Skills4Life – Spring Update 2022
The Skills4Life project is at an important stage, with work progressing well across all of our European settings.
Project partners have been hard at work gathering the lived experiences of young people in secure settings throughout the UK, France, Greece and Italy.
The partners met in beautiful Saumur, France this April to share our findings and plan for this next crucial phase. During this transnational meeting, we were able to make strong progress towards unifying our vision of a skills-based curriculum to support the transition of young people from secure settings back into society.

We are pleased to announce that the data collection phase of the project is approaching completion and in the coming month we hope to move on to creating our curriculum content. As our interviews progressed, we began looking at the stories we have gathered from the young people, (some still inside the prison and others after release) and began looking at the common barriers they were experiencing across our settings. These barriers have often involved decision making, access to information and a need to increase vital knowledge and skills.

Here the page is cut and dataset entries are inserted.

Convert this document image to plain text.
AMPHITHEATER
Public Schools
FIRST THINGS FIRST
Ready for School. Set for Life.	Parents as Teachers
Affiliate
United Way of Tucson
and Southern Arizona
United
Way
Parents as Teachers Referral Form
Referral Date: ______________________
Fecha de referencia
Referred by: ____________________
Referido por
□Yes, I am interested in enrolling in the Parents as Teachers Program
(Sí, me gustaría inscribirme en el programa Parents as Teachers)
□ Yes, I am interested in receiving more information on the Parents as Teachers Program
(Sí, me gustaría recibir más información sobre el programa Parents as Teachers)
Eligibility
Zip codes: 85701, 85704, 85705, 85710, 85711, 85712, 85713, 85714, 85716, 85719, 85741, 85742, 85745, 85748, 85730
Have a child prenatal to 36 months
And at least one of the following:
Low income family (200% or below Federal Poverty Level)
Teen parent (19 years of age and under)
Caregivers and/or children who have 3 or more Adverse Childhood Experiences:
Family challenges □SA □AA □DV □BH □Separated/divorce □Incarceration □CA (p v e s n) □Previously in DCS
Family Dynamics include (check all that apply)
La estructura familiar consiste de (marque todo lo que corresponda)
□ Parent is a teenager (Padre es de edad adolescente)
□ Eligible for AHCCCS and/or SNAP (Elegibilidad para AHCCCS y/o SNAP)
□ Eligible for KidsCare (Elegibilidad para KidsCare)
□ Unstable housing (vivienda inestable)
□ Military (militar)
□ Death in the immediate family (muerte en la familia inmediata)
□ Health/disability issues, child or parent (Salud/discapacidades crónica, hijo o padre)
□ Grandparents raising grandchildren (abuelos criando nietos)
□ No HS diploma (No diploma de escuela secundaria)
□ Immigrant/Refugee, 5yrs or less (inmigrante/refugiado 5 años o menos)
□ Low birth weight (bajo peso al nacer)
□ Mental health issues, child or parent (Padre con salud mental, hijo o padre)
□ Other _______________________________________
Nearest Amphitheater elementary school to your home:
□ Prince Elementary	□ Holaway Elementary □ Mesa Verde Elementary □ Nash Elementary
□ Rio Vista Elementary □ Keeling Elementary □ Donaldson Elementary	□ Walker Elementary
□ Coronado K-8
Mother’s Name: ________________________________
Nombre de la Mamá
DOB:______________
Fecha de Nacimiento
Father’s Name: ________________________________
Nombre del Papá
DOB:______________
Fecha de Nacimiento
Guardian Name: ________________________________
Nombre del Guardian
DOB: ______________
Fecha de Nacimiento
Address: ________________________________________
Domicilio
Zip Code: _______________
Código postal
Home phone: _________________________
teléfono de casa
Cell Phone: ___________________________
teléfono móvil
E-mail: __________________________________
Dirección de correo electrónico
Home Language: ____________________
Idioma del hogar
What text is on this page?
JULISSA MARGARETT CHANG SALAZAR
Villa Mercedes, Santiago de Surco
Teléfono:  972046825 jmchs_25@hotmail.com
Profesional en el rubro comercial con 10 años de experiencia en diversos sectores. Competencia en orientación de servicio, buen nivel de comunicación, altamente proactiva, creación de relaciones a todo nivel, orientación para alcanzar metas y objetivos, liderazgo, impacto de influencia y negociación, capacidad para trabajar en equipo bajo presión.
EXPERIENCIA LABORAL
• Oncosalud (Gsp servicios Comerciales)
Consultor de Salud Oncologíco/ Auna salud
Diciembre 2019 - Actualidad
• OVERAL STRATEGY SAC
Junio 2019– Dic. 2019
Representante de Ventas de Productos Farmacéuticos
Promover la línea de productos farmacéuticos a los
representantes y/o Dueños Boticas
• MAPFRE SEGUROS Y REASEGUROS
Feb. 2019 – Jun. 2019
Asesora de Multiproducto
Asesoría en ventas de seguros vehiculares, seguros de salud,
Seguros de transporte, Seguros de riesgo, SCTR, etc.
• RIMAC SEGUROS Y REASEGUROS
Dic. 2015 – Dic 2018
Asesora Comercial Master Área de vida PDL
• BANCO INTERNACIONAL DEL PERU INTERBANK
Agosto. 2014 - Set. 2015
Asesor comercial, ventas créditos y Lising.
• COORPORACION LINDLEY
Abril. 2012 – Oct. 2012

These young people have given us valuable insights into their daily lives, and we have used these perspectives to inform the content of the teaching modules. Here are a few short examples of the kinds of things the young people are telling us:
I'm learning well because I want to get out. I don't want to come back here anymore.
17M, France
“I would prefer to stop a little bit and think about everything I should do. To have clear ideas and not be influenced by others. I should make my decisions myself”
17F, Italy
“Relationships inside are frozen, formal, it is very difficult to make friends, you do not exist for me, I do not exist for you, it's kind of like that”
18F, Greece
“In here you’ve got money and it will last, you get everything, you get two meals a day every day and stuff on the side as well as the meals. When we get out most of these lads here won't have that. It’s hard to stay out of trouble because when you get out you’ve got to look for a job and that stuff takes time. It’s just easier to just do it again and go straight back, it’s easy money.